Lundin to Spin-Off Norwegian and UK Business Units

Lundin Petroleum AB intends to spin-off its Norwegian and UK businesses into a newly formed Norwegian company called Viking Oil and Gas ASA (Viking).

Transaction Proposed Structure
Lundin Petroleum intends to launch an initial public offering (IPO) of the Viking shares and to seek a listing of the Viking shares on the Oslo Stock Exchange (OSE). Viking is currently a wholly-owned subsidiary of Lundin Petroleum. Through the IPO Lundin Petroleum proposes to offer 50.01 percent of the Viking shares to the public at a price to be determined and retain a substantial shareholding, 49.99 percent, in Viking. The IPO is expected to be completed before the end of the second quarter of 2007.

It is the intention of Lundin Petroleum to distribute the majority of the proceeds of the sale of its shareholding in Viking to shareholders. The timing and the form of this distribution will depend on the size and timing of the IPO. Viking will not receive any proceeds from the IPO.
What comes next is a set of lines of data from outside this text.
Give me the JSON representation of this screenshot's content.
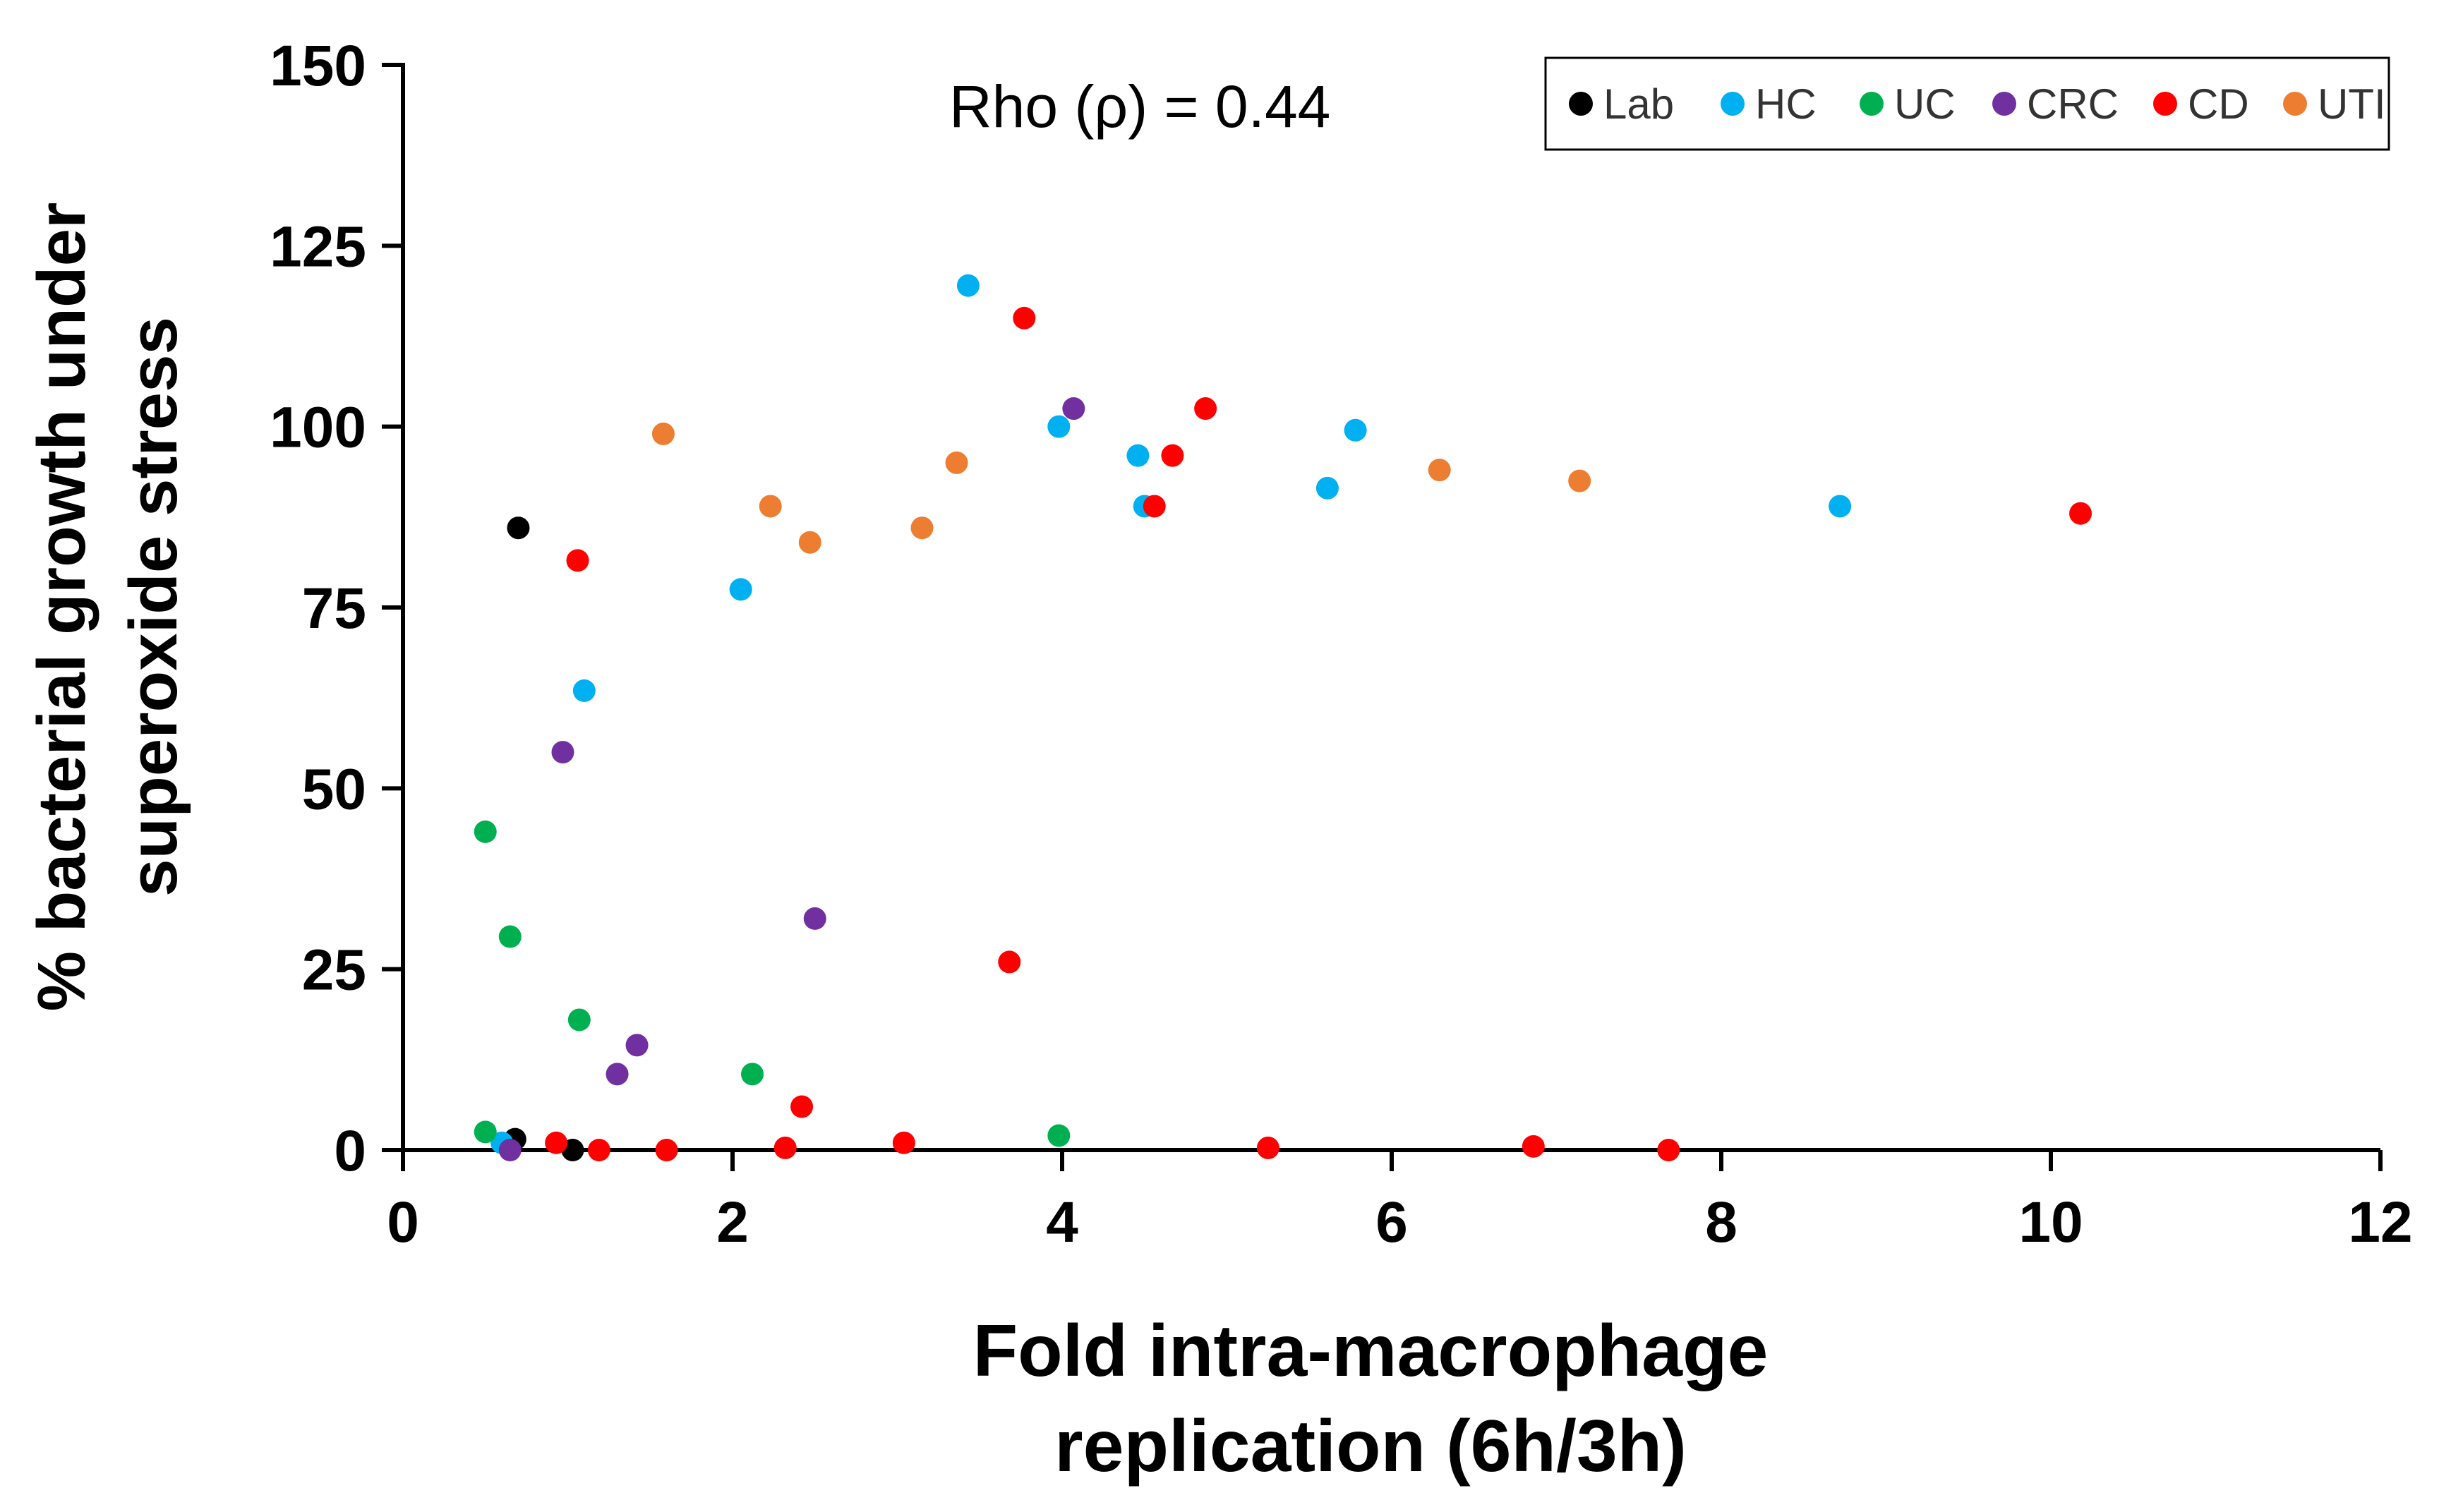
{
  "chart_data": {
    "type": "scatter",
    "title": "",
    "annotation": "Rho (ρ) = 0.44",
    "xlabel_lines": [
      "Fold intra-macrophage",
      "replication (6h/3h)"
    ],
    "ylabel_lines": [
      "% bacterial growth under",
      "superoxide stress"
    ],
    "xlim": [
      0,
      12
    ],
    "ylim": [
      0,
      150
    ],
    "xticks": [
      0,
      2,
      4,
      6,
      8,
      10,
      12
    ],
    "yticks": [
      0,
      25,
      50,
      75,
      100,
      125,
      150
    ],
    "xtick_labels": [
      "0",
      "2",
      "4",
      "6",
      "8",
      "10",
      "12"
    ],
    "ytick_labels": [
      "0",
      "25",
      "50",
      "75",
      "100",
      "125",
      "150"
    ],
    "grid": false,
    "legend_position": "top-right",
    "series": [
      {
        "name": "Lab",
        "color": "#000000",
        "points": [
          [
            0.7,
            86
          ],
          [
            0.68,
            1.5
          ],
          [
            1.03,
            0
          ]
        ]
      },
      {
        "name": "HC",
        "color": "#00B0F0",
        "points": [
          [
            3.43,
            119.5
          ],
          [
            3.98,
            100
          ],
          [
            5.78,
            99.5
          ],
          [
            4.46,
            96
          ],
          [
            4.5,
            89
          ],
          [
            5.61,
            91.5
          ],
          [
            8.72,
            89
          ],
          [
            2.05,
            77.5
          ],
          [
            1.1,
            63.5
          ],
          [
            0.6,
            1
          ]
        ]
      },
      {
        "name": "UC",
        "color": "#00B050",
        "points": [
          [
            0.5,
            44
          ],
          [
            0.65,
            29.5
          ],
          [
            1.07,
            18
          ],
          [
            2.12,
            10.5
          ],
          [
            0.5,
            2.5
          ],
          [
            3.98,
            2
          ]
        ]
      },
      {
        "name": "CRC",
        "color": "#7030A0",
        "points": [
          [
            4.07,
            102.5
          ],
          [
            0.97,
            55
          ],
          [
            2.5,
            32
          ],
          [
            1.42,
            14.5
          ],
          [
            1.3,
            10.5
          ],
          [
            0.65,
            0
          ]
        ]
      },
      {
        "name": "CD",
        "color": "#FF0000",
        "points": [
          [
            3.77,
            115
          ],
          [
            4.87,
            102.5
          ],
          [
            4.67,
            96
          ],
          [
            4.56,
            89
          ],
          [
            10.18,
            88
          ],
          [
            1.06,
            81.5
          ],
          [
            3.68,
            26
          ],
          [
            2.42,
            6
          ],
          [
            0.93,
            1
          ],
          [
            1.19,
            0
          ],
          [
            1.6,
            0
          ],
          [
            2.32,
            0.3
          ],
          [
            3.04,
            1
          ],
          [
            5.25,
            0.3
          ],
          [
            6.86,
            0.5
          ],
          [
            7.68,
            0
          ]
        ]
      },
      {
        "name": "UTI",
        "color": "#ED7D31",
        "points": [
          [
            1.58,
            99
          ],
          [
            3.36,
            95
          ],
          [
            6.29,
            94
          ],
          [
            7.14,
            92.5
          ],
          [
            2.23,
            89
          ],
          [
            2.47,
            84
          ],
          [
            3.15,
            86
          ]
        ]
      }
    ]
  }
}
As previously announced to shareholders, Lundin Petroleum has been reviewing strategic options in relation to its Norwegian and UK assets with the objective of finding ways to potentially unlock Lundin Petroleum shareholder value. Lundin Petroleum believes that this proposed spin-off and IPO transaction, if completed, will crystallize the value of the Norwegian and UK business with its substantial reserves and resources base, high impact exploration portfolio and strong management teams.

Viking would become a new Norwegian independent oil and gas exploration and production company, well-positioned to take advantage of growth opportunities on the Norwegian and UK continental shelves (NCS and UKCS). Viking would offer investors a new vehicle with a balanced portfolio of producing, development and exploration assets in the North Sea as well as exploration assets in the Barents Sea. The assets to be held by Viking have strong operating cash flow to enable Viking to use its internally generated funds to finance its own growth via asset developments and exploration. Viking has an extensive inventory of potential developments, discoveries and prospects. We believe that the new company will be amongst the largest Norwegian independent oil and gas companies after Statoil/Norsk Hydro in terms of production and North Sea reserves.
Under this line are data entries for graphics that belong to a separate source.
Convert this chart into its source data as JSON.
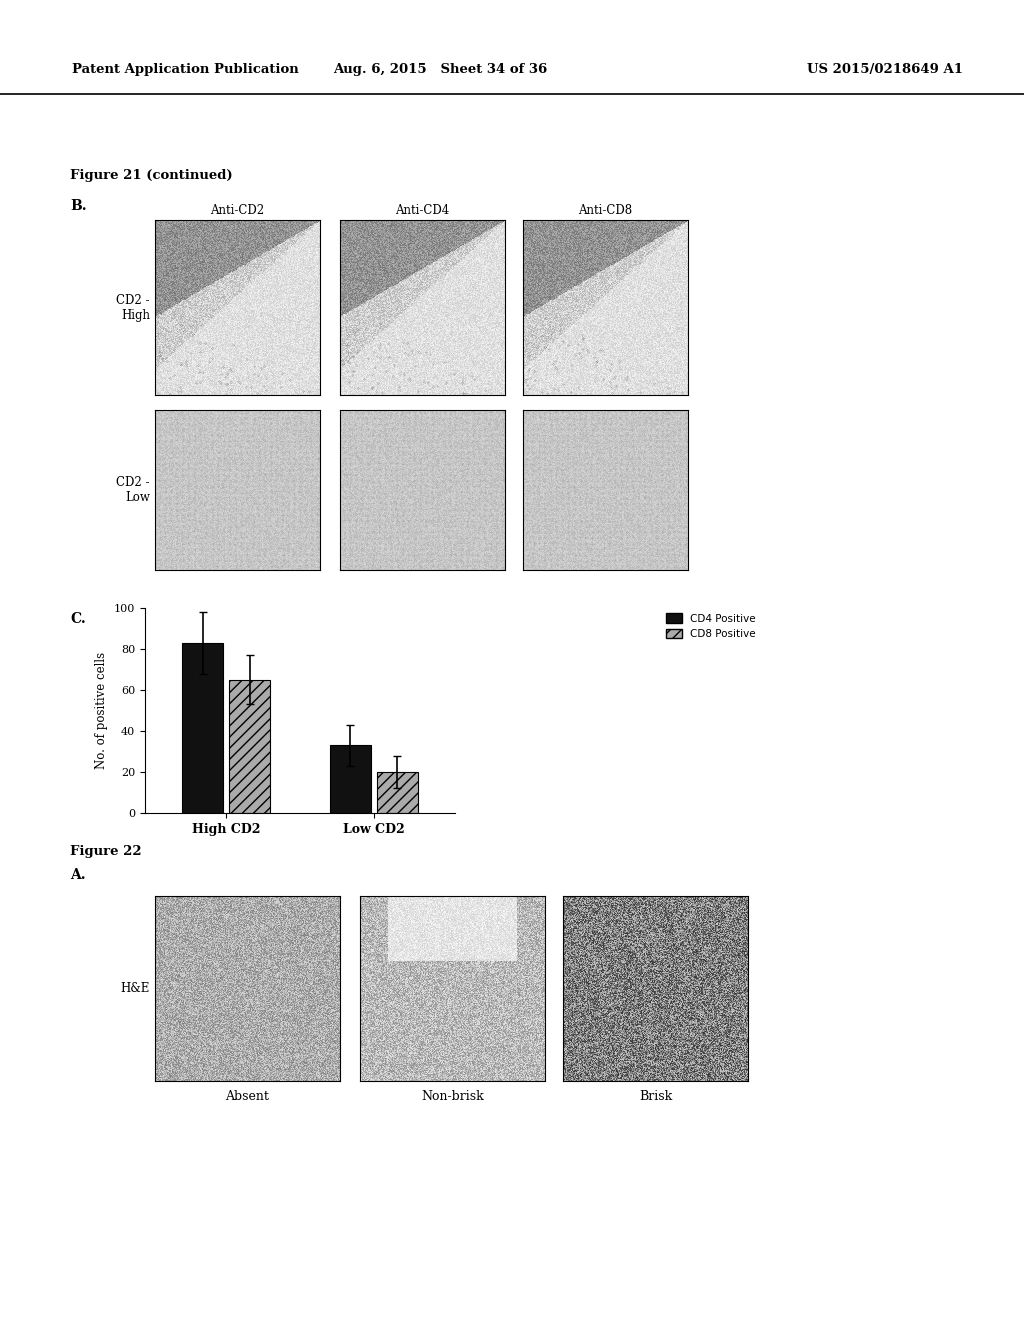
{
  "header_left": "Patent Application Publication",
  "header_mid": "Aug. 6, 2015   Sheet 34 of 36",
  "header_right": "US 2015/0218649 A1",
  "fig21_label": "Figure 21 (continued)",
  "panel_B_label": "B.",
  "panel_C_label": "C.",
  "col_labels_B": [
    "Anti-CD2",
    "Anti-CD4",
    "Anti-CD8"
  ],
  "row_labels_B": [
    "CD2 -\nHigh",
    "CD2 -\nLow"
  ],
  "bar_categories": [
    "High CD2",
    "Low CD2"
  ],
  "cd4_values": [
    83,
    33
  ],
  "cd8_values": [
    65,
    20
  ],
  "cd4_errors": [
    15,
    10
  ],
  "cd8_errors": [
    12,
    8
  ],
  "ylabel_chart": "No. of positive cells",
  "ylim": [
    0,
    100
  ],
  "yticks": [
    0,
    20,
    40,
    60,
    80,
    100
  ],
  "legend_cd4": "CD4 Positive",
  "legend_cd8": "CD8 Positive",
  "fig22_label": "Figure 22",
  "panel_A_label": "A.",
  "row_label_22": "H&E",
  "col_labels_22": [
    "Absent",
    "Non-brisk",
    "Brisk"
  ],
  "bg_color": "#ffffff",
  "text_color": "#000000",
  "cd4_bar_color": "#111111",
  "cd8_bar_color": "#aaaaaa",
  "cd8_bar_hatch": "///",
  "header_fontsize": 9.5,
  "label_fontsize": 8.5,
  "axis_fontsize": 8,
  "fig_title_fontsize": 9.5,
  "panel_label_fontsize": 10
}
Lundin Petroleum would continue to own and operate its remaining portfolio of international oil and gas assets with production in Tunisia, Russia, Indonesia, France and the Netherlands as well as a diverse portfolio of exploration assets. This spin-off and IPO transaction would downsize Lundin Petroleum with even stronger leverage to success in relation to its high potential exploration drilling program and new deal opportunities.

Viking will have its head office in Oslo, Norway, with an office in Aberdeen, UK. The CEO of Viking will be Torstein Sanness, the current Managing Director of Lundin Petroleum's NCS operations, and the COO of Viking will be Alan Curran, the current Managing Director of Lundin Petroleum's UKCS operations. Ashley Heppenstall, President and Chief Executive Officer of Lundin Petroleum, will be a non-executive director of Viking. As at 1 January 2007, a total of 96.6 million barrels of oil equivalent (mmboe) of net proved and probable reserves were attributed to the NCS and UKCS assets to be held by Viking as well as 99.4 mmboe of net contingent resources and 974 mmboe of net unrisked prospective resources. Forecast production from Viking assets in 2007 is greater than 20,000 boepd.

Ashley Heppenstall, President and CEO of Lundin Petroleum, comments:
"The spin-off of our Norwegian and UK assets into Viking will crystallize the underlying value of this business with its substantial resource base and organic growth potential. Lundin Petroleum will seek to continue to create value to shareholders through its proven strategy of exploration and deal making."

Torstein Sanness, President and CEO of Viking Oil and Gas, comments:
"We are very excited about the prospects for Viking. We start from a very strong production and resource base as well as a technical team with a proven track record of creating value. We have an exciting growth story – and we expect production to grow from existing projects to approximately 30,000 boepd as a result of the Alvheim development. Furthermore we have discoveries with the potential to further increase this to over 60,000 boepd. In addition our high impact exploration portfolio with secured rig capacity can have a significant impact on our reserve base."

The IPO and listing of the Viking shares on the OSE remains subject to a number of conditions, including government approval in Norway and the UK, approval of the shareholders of Lundin Petroleum at an extraordinary general meeting and approval of the OSE.

ABG Sundal Collier and Deutsche Bank have been appointed as Joint Bookrunners and Joint Global Co-ordinators, and DnB NOR, SEB Enskilda and Öhman as Co-Lead Managers in connection with the IPO.